I close the blinds slowly. “Coming!” I yell. Maybe the weightlifter only pumps iron to suppress his despair, and the single woman who looks so peaceful weeps silently into her cornflakes every morning. Maybe they’re soul mates, but they’ve never seen each other, never bumped into each other at the mailboxes, never realized that destiny is just a flight of stairs away. I could set them up. I could make a big sign: HEY, WEIGHTLIFTER GUY AND SINGLE WOMAN! YOUR LONELY DAYS ARE OVER! I walk from window to window, carefully smoothing the blinds to block the light from the street below. I suddenly realize that I should have jumped into the shower as soon as I walked in the door, should have scrubbed my body from head to toe. I can still feel David’s hands on me. What if I exude his raw, wrong scent? What if, like a dog, Kevin picks it up? I sense that I’m not thinking rationally. But for the millionth time today, my heart hammers in my chest.

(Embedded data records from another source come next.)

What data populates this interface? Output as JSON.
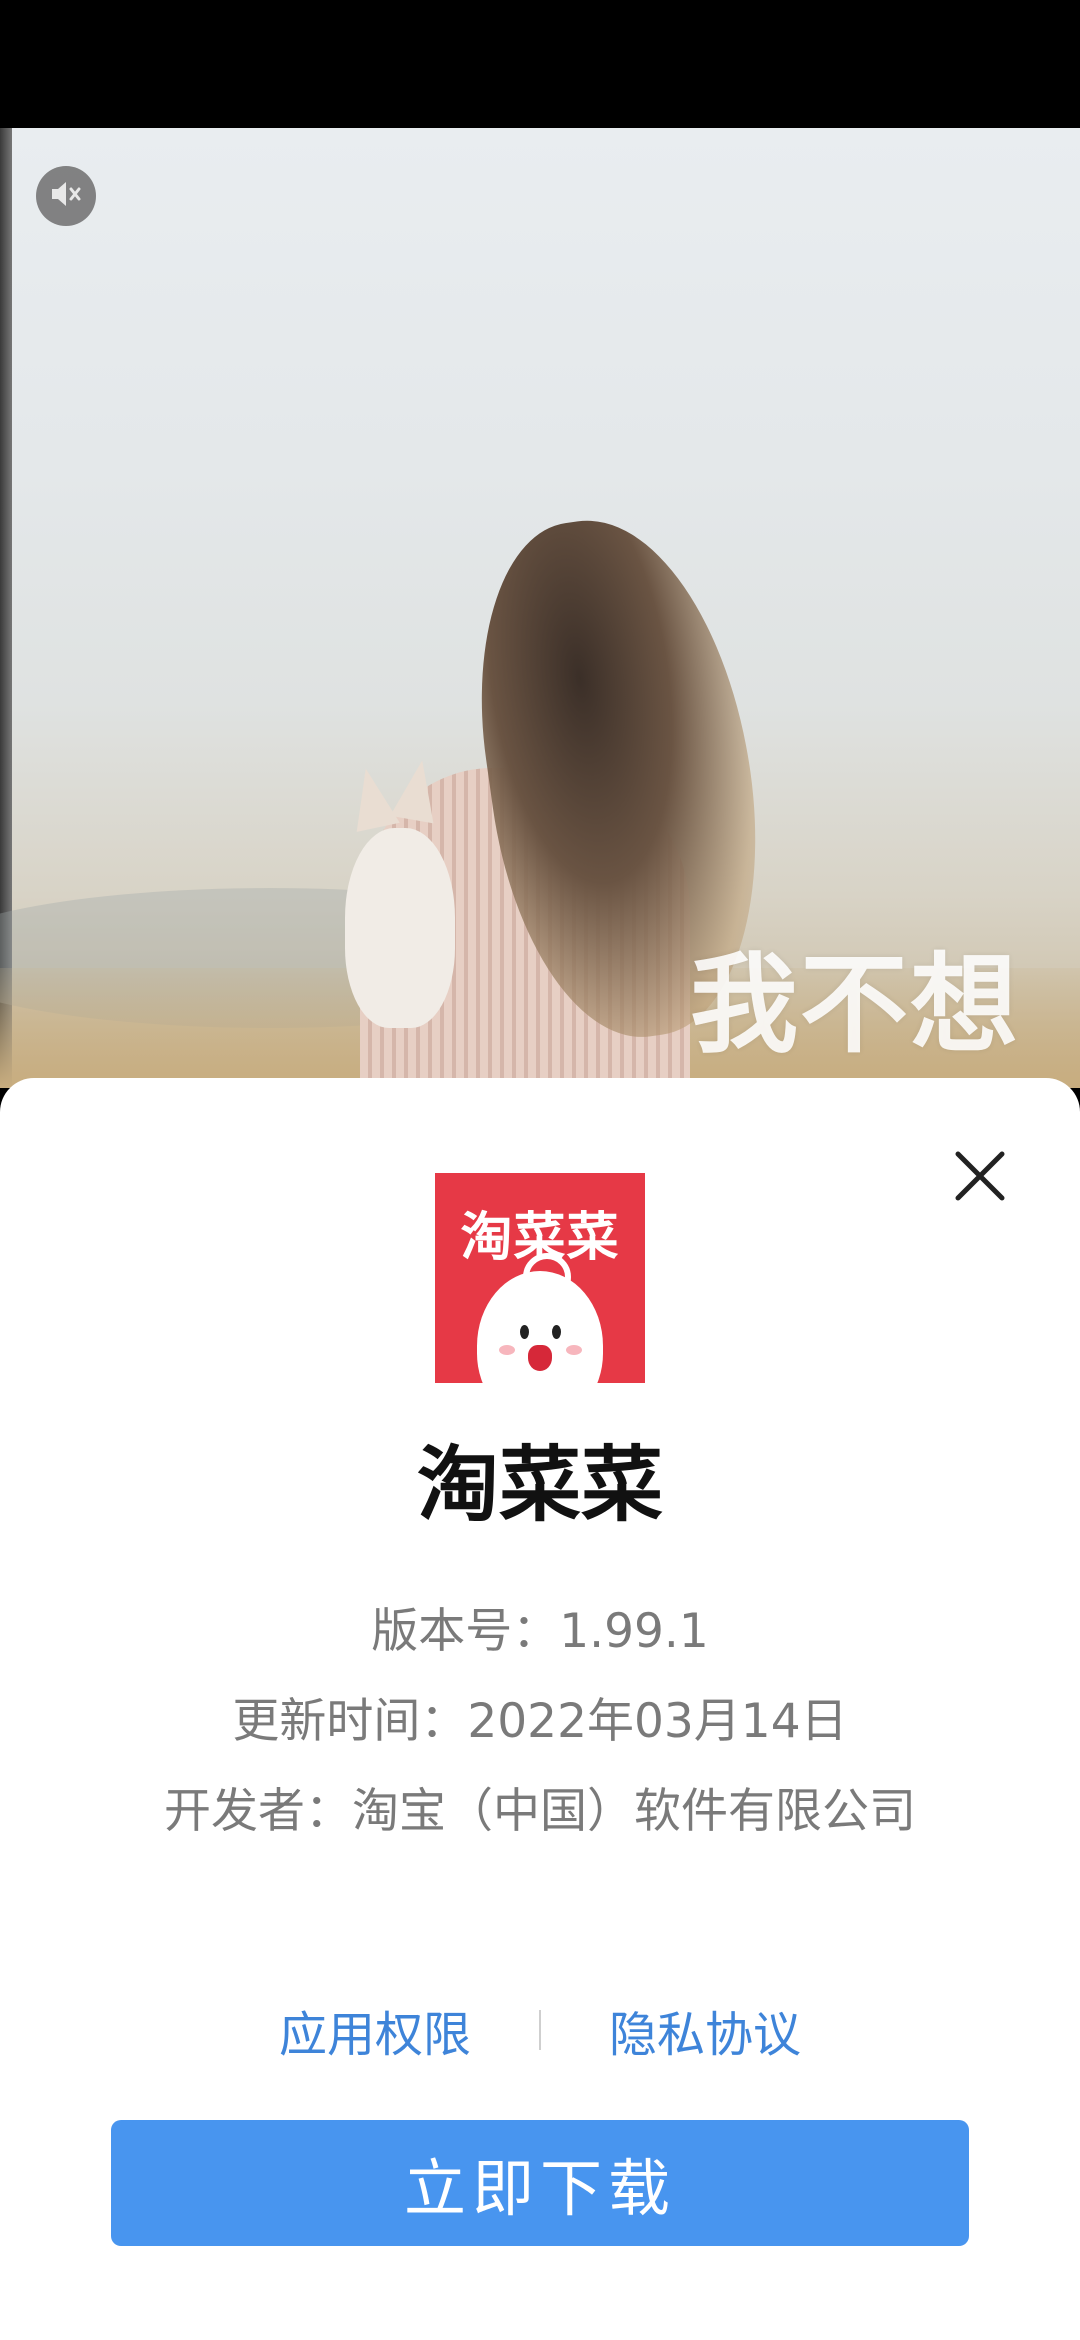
{
  "video": {
    "caption": "我不想",
    "mute_icon": "mute-speaker-icon"
  },
  "sheet": {
    "close_icon": "close-icon",
    "app_icon_text": "淘菜菜",
    "app_name": "淘菜菜",
    "version": "版本号：1.99.1",
    "updated": "更新时间：2022年03月14日",
    "developer": "开发者：淘宝（中国）软件有限公司",
    "permissions_link": "应用权限",
    "privacy_link": "隐私协议",
    "download_button": "立即下载",
    "colors": {
      "brand_red": "#e63946",
      "link_blue": "#3e84d9",
      "button_blue": "#4895ef"
    }
  }
}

“What is it?” I say to Kevin as I walk into the kitchen. He’s standing with his back to the counter, leaning against it, my absurd culinary purchases arrayed next to the empty Meyer’s grocery bag. He’s tossing the can of water chestnuts up and catching it. His face registers confusion. If he has somehow psychically uncovered my deceit, it hits me that I will deny it. It flashes through my brain like fire
works: Deny! Deny! Deny! No, no, no! I suppose that in moments of crisis a person’s true self shines forth. My true self is a coward. I’m already adopting a defensive posture. I cross my arms over my chest. “What’s up?” I say again, more coldly than I mean to.
“What’s the deal with the groceries?” he asks quietly. Slap—the can of water chestnuts lands in his palm. “Twelve dollars’ worth of olives? Tea biscuits and spicy pineapple salsa?” Slap.

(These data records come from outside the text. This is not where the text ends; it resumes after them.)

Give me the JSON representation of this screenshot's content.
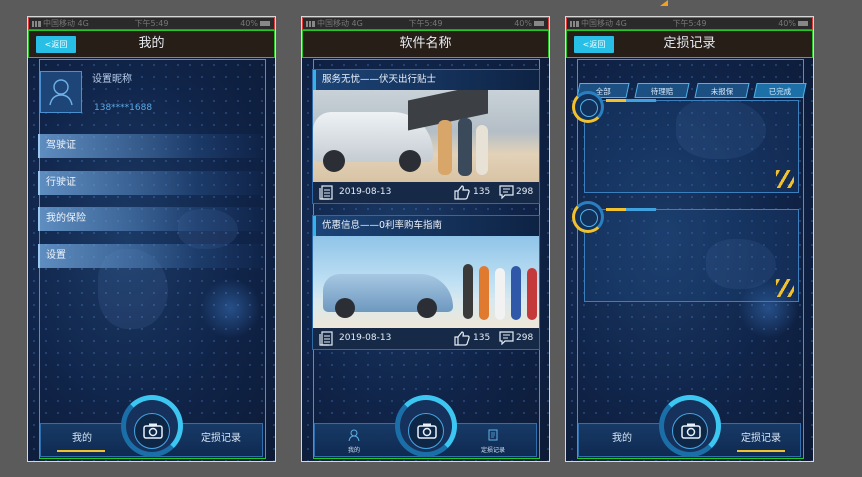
{
  "status_bar": {
    "carrier": "中国移动 4G",
    "time": "下午5:49",
    "battery": "40%"
  },
  "screen1": {
    "back_label": "<返回",
    "title": "我的",
    "nickname": "设置昵称",
    "phone": "138****1688",
    "menu": [
      "驾驶证",
      "行驶证",
      "我的保险",
      "设置"
    ],
    "nav_left": "我的",
    "nav_right": "定损记录"
  },
  "screen2": {
    "title": "软件名称",
    "cards": [
      {
        "title": "服务无忧——伏天出行贴士",
        "date": "2019-08-13",
        "likes": "135",
        "comments": "298"
      },
      {
        "title": "优惠信息——0利率购车指南",
        "date": "2019-08-13",
        "likes": "135",
        "comments": "298"
      }
    ],
    "nav_left": "我的",
    "nav_right": "定损记录"
  },
  "screen3": {
    "back_label": "<返回",
    "title": "定损记录",
    "filters": [
      "全部",
      "待理赔",
      "未报保",
      "已完成"
    ],
    "active_filter": "已完成",
    "nav_left": "我的",
    "nav_right": "定损记录"
  },
  "colors": {
    "accent": "#27bfe6",
    "highlight": "#f2c12e",
    "frame": "#28c428",
    "status_frame": "#e53b3b"
  }
}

“I—” Shit. Shit, shit, shit, shit. It suddenly dawns on me where this is going.
“Is there something you want to tell me?” he asks in the same even tone. Sweet, transparent Kevin. Clueless Kevin. There’s a trace of excitement on his face, and I can see that he’s trying valiantly to mask it. I’m sunk with shame.
“No, oh, God, no. Kev. I honestly don’t know what I was thinking, buying all this crap, but I’m not pregnant. There is no physical way I could be pregnant.” Unless I became pregnant approximately three hours ago. “No way at all!” I repeat, my voice surprising me with its decibel level. I need Kevin to know this. “I was really tired at Meyer’s, and I kind of spaced out. I guess I was preoccupied.” This, at least, is not a lie. “So I ended up with all this crazy stuff.” I try to laugh, but it comes out a sort of whinny. “I mean, it’s a good thing we both like olives, huh?”

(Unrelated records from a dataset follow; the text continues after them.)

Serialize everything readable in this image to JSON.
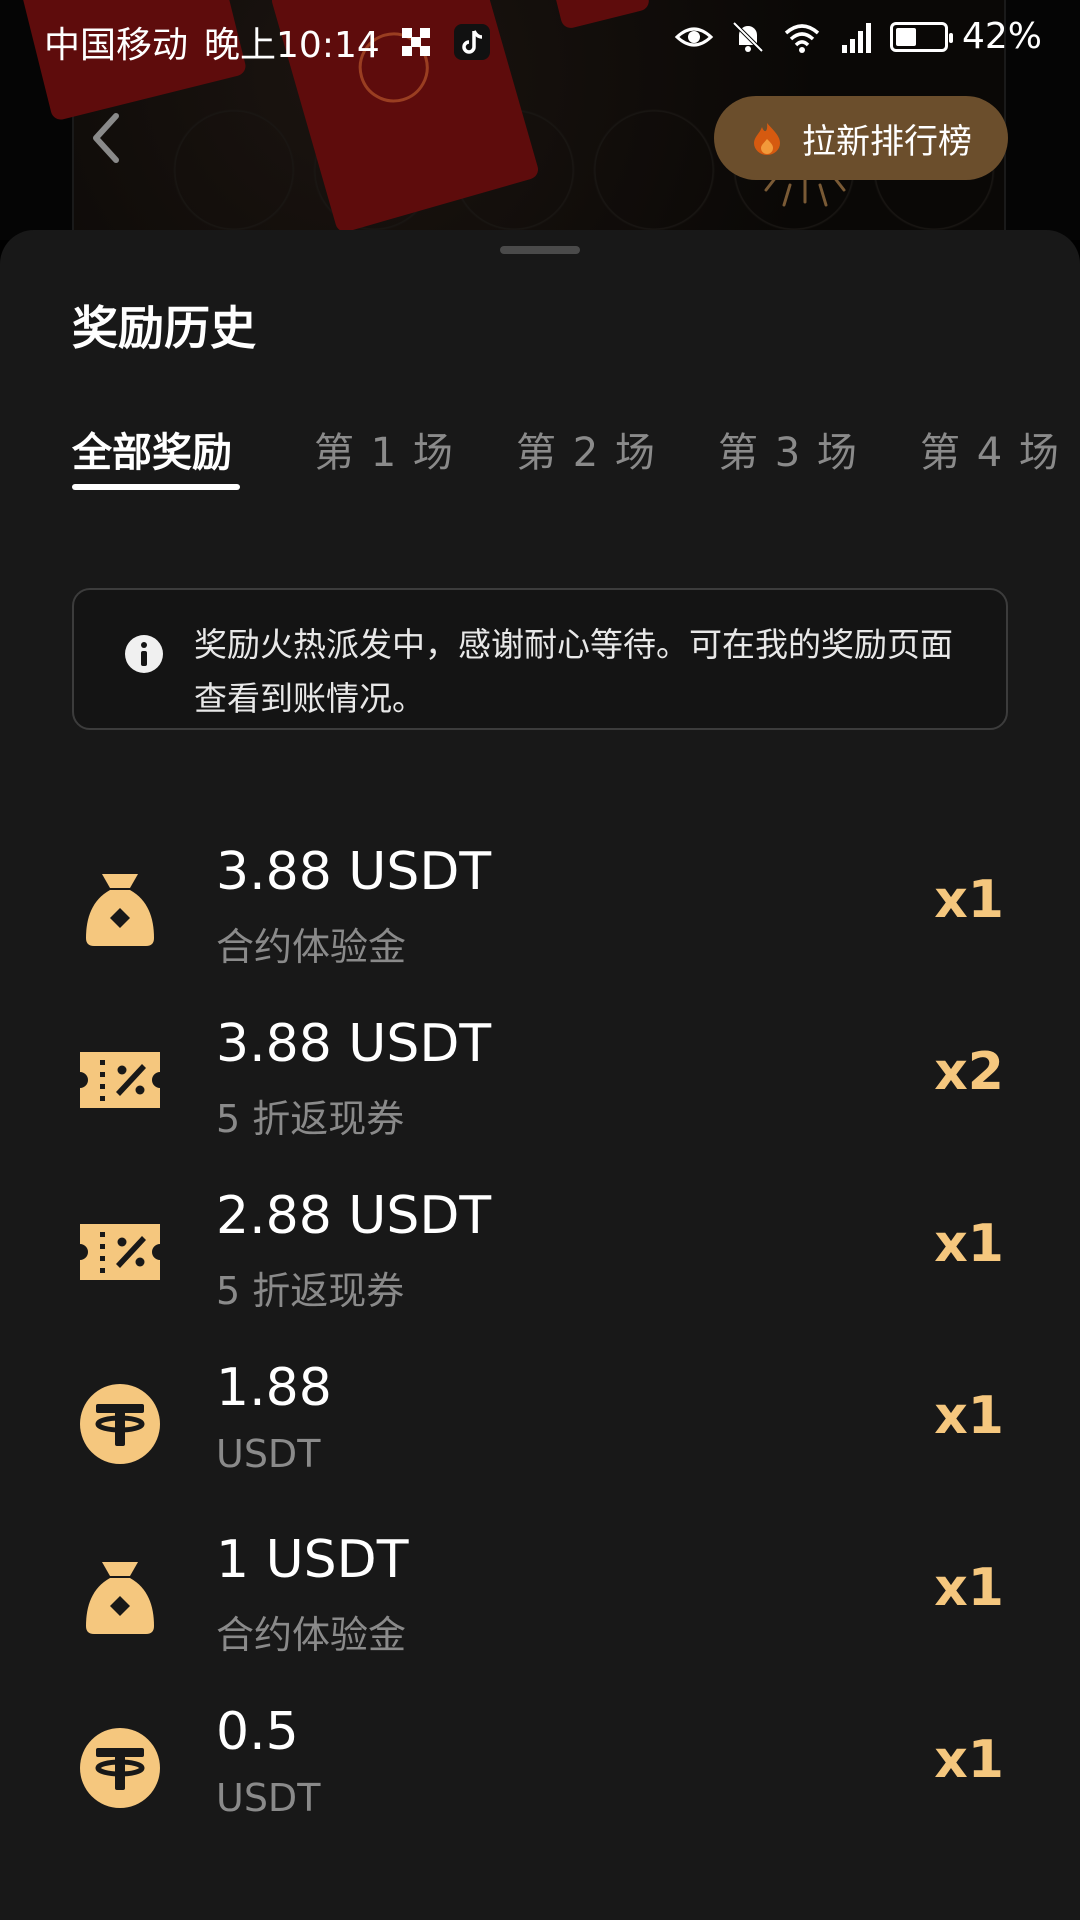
{
  "status_bar": {
    "carrier": "中国移动",
    "time": "晚上10:14",
    "battery_percent": "42%",
    "battery_level": 0.42
  },
  "header": {
    "leaderboard_label": "拉新排行榜"
  },
  "sheet": {
    "title": "奖励历史",
    "tabs": [
      "全部奖励",
      "第 1 场",
      "第 2 场",
      "第 3 场",
      "第 4 场"
    ],
    "active_tab": 0,
    "notice": "奖励火热派发中，感谢耐心等待。可在我的奖励页面查看到账情况。"
  },
  "rewards": [
    {
      "icon": "money-bag-icon",
      "amount": "3.88 USDT",
      "subtitle": "合约体验金",
      "qty": "x1"
    },
    {
      "icon": "coupon-icon",
      "amount": "3.88 USDT",
      "subtitle": "5 折返现券",
      "qty": "x2"
    },
    {
      "icon": "coupon-icon",
      "amount": "2.88 USDT",
      "subtitle": "5 折返现券",
      "qty": "x1"
    },
    {
      "icon": "tether-coin-icon",
      "amount": "1.88",
      "subtitle": "USDT",
      "qty": "x1"
    },
    {
      "icon": "money-bag-icon",
      "amount": "1 USDT",
      "subtitle": "合约体验金",
      "qty": "x1"
    },
    {
      "icon": "tether-coin-icon",
      "amount": "0.5",
      "subtitle": "USDT",
      "qty": "x1"
    }
  ],
  "colors": {
    "accent": "#f5c77e",
    "sheet_bg": "#181818",
    "leaderboard_btn": "#6b4e2c"
  }
}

Kevin doesn’t laugh with me. He presses his thin lips together into hard white lines. His shoulders hunch. In the dim light of the kitchen, his blond hair is almost translucent, like a baby’s. He looks like a disappointed Muppet. The image of David Keller’s face appears for a second, superimposes itself on my husband’s. I turn toward the groceries, away from him, so that he can’t see my face. Kevin, say something, I think. I turn back to him as he places the can of water chestnuts down gently on the counter, picks up the box of Scottish cookies, and returns to the living room couch.